Suara gemerasak terdengar dari seberang telepon. Namun itu tak berlangsung lama, karena Kris sedang ada di jalan menuju rumah. "Iya. Aku wajib mengikuti kemanapun Ibu pergi.."

"Bagaimana dengan Kim Suho?"

Kris diam sejenak. "Tidak usah Ibu pikirkan.."

"Kau bahagia bersamanya, kan? Ibu tak memaksa kau untuk ikut. Lagipula Ibu hanya ingin kembali ke rumah nenekmu di perbatasan kota. Aku mengizinkanmu untuk tinggal bersamanya.." jawab Presdir Wu.

"Ibu, kami belum menikah. Jangan samakan budaya Kanada sana dengan China..." tutur Kris. "Lagipula, di China banyak pengobatan untuk penyakitku. Apa salahnya?"

"Tapi..."

"Ibu.." sela Kris. "Haruskah aku merahasiakan kepergianku bertahun-tahun dari Junmyeon? Membiarkan ia sendirian berjuang disini untuk meraih impiannya? Dan tak tahu kapan aku kembali, melamar Junmyeon untuk jadi pendampingku untuk selamanya?"

Presdir Wu terkekeh. "Kau ini bicara apa, Yifan?"

"Aku hanya ingin menyingkir dari Junmyeon untuk sementara. Tidak ingin membuatnya kerepotan karenaku. Aku akan melamarnya setelah ia mencapai kesuksesan.."

"Kau penyemangat untuknya, Yifan.."

"Bisa iya, bisa tidak.." Kris menyela. "Aku yakin seratus persen bahwa Junmyeon tidak akan mencintai siapapun kecuali aku. Aku tahu Junmyeon dengan baik, Ibu.."

Presdir Wu tersenyum. "Itu terserah padamu. Asalkan kau bahagia.."

"Aku harus bahagia denganmu, Bu. Aku tak punya keluarga lain selain Ibu di Korea ini.."

"..."

"Walaupun aku berpacaran dengan Junmyeon, tapi aku juga masih punya Ibu. Lebih baik kehilangan cinta daripada aku harus kehilanganmu, Bu.."

"..."

"Aku memang bukan anak Ibu yang baik. Tapi aku berusaha untuk membahagiakanmu. Maaf aku merahasiakan penyakitku ini karena aku tidak ingin merepotkan Ibu, membuat Ibu lebih mengkhawatirkanku. Ibu sudah cukup lelah untuk mengatur Lotte Fashion.."

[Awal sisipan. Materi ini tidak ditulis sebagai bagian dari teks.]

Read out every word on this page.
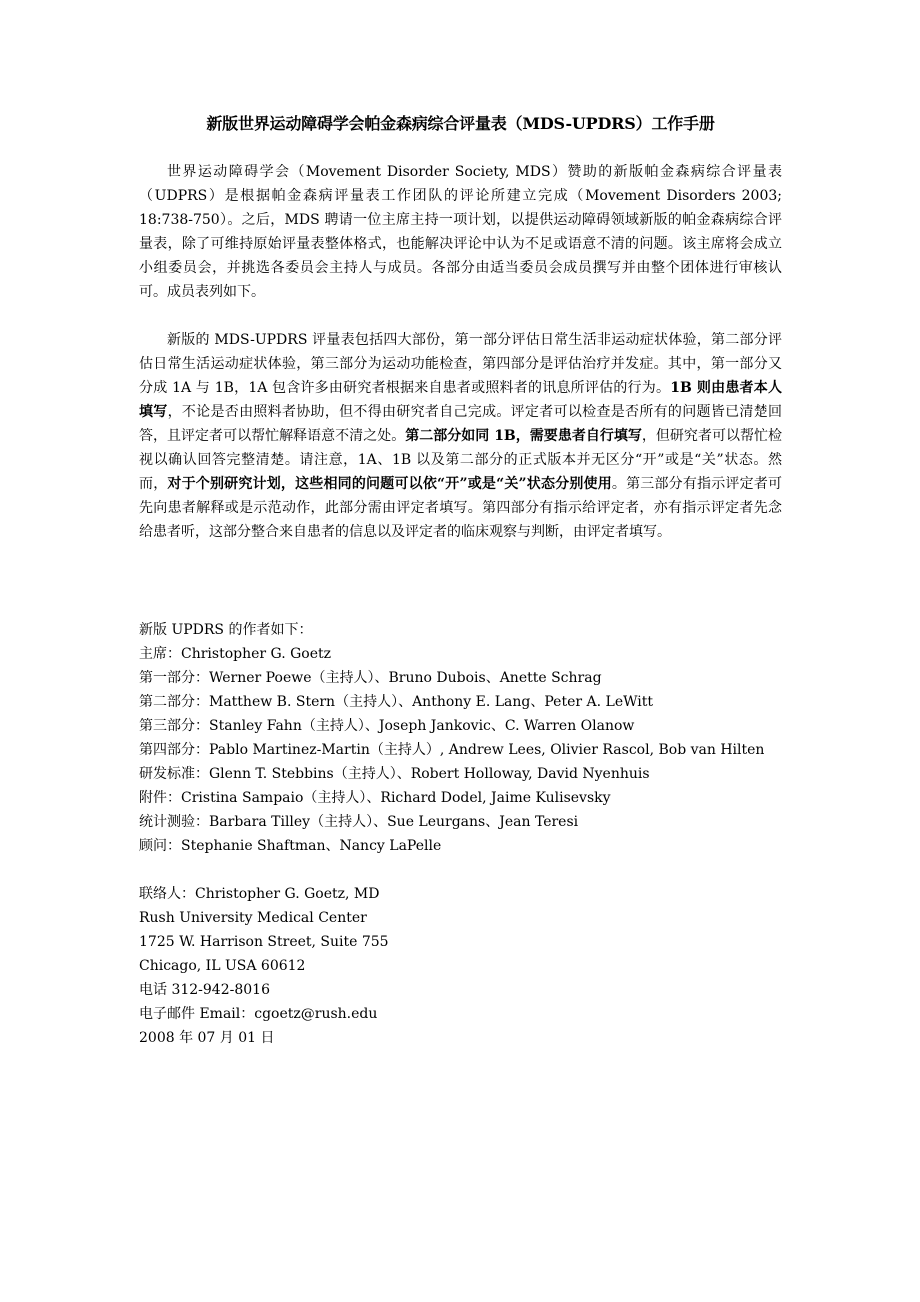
新版世界运动障碍学会帕金森病综合评量表（MDS-UPDRS）工作手册

世界运动障碍学会（Movement Disorder Society, MDS）赞助的新版帕金森病综合评量表（UDPRS）是根据帕金森病评量表工作团队的评论所建立完成（Movement Disorders 2003; 18:738-750）。之后，MDS 聘请一位主席主持一项计划，以提供运动障碍领域新版的帕金森病综合评量表，除了可维持原始评量表整体格式，也能解决评论中认为不足或语意不清的问题。该主席将会成立小组委员会，并挑选各委员会主持人与成员。各部分由适当委员会成员撰写并由整个团体进行审核认可。成员表列如下。

新版的 MDS-UPDRS 评量表包括四大部份，第一部分评估日常生活非运动症状体验，第二部分评估日常生活运动症状体验，第三部分为运动功能检查，第四部分是评估治疗并发症。其中，第一部分又分成 1A 与 1B，1A 包含许多由研究者根据来自患者或照料者的讯息所评估的行为。1B 则由患者本人填写，不论是否由照料者协助，但不得由研究者自己完成。评定者可以检查是否所有的问题皆已清楚回答，且评定者可以帮忙解释语意不清之处。第二部分如同 1B，需要患者自行填写，但研究者可以帮忙检视以确认回答完整清楚。请注意，1A、1B 以及第二部分的正式版本并无区分“开”或是“关”状态。然而，对于个别研究计划，这些相同的问题可以依“开”或是“关”状态分别使用。第三部分有指示评定者可先向患者解释或是示范动作，此部分需由评定者填写。第四部分有指示给评定者，亦有指示评定者先念给患者听，这部分整合来自患者的信息以及评定者的临床观察与判断，由评定者填写。

新版 UPDRS 的作者如下：
主席：Christopher G. Goetz
第一部分：Werner Poewe（主持人）、Bruno Dubois、Anette Schrag
第二部分：Matthew B. Stern（主持人）、Anthony E. Lang、Peter A. LeWitt
第三部分：Stanley Fahn（主持人）、Joseph Jankovic、C. Warren Olanow
第四部分：Pablo Martinez-Martin（主持人）, Andrew Lees, Olivier Rascol, Bob van Hilten
研发标准：Glenn T. Stebbins（主持人）、Robert Holloway, David Nyenhuis
附件：Cristina Sampaio（主持人）、Richard Dodel, Jaime Kulisevsky
统计测验：Barbara Tilley（主持人）、Sue Leurgans、Jean Teresi
顾问：Stephanie Shaftman、Nancy LaPelle
联络人：Christopher G. Goetz, MD
Rush University Medical Center
1725 W. Harrison Street, Suite 755
Chicago, IL USA 60612
电话 312-942-8016
电子邮件 Email：cgoetz@rush.edu
2008 年 07 月 01 日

Presdir Wu tidak menjawab Kris. Ia menangis, lebih tepatnya menahan tangis. Ia salah menilai putra semata wayangnya itu. Wanita paruh baya ini membesarkannya seorang diri. Ia hanya tahu masa kanak-kanak Kris yang polos dan ceria, namun saat Kris beranjak remaja ia malah sibuk dengan pekerjaannya. Ia memang memperhatikan Kris, namun tak ada waktu luang untuk bersama putranya. Di saat ia sudah tua, ia menyesal. Bercerai memang satu keputusan penting, dan ia menanggung resikonya sampai sekarang.

"Ibu? Ibu? Masih mendengarkanku? Aku hampir sampai ke rumah.."

Mendengar suara Kris, Presdir Wu menyeka air matanya dan mencoba menetralkan suaranya. "Ya? Ibu masih mendengarkanmu.."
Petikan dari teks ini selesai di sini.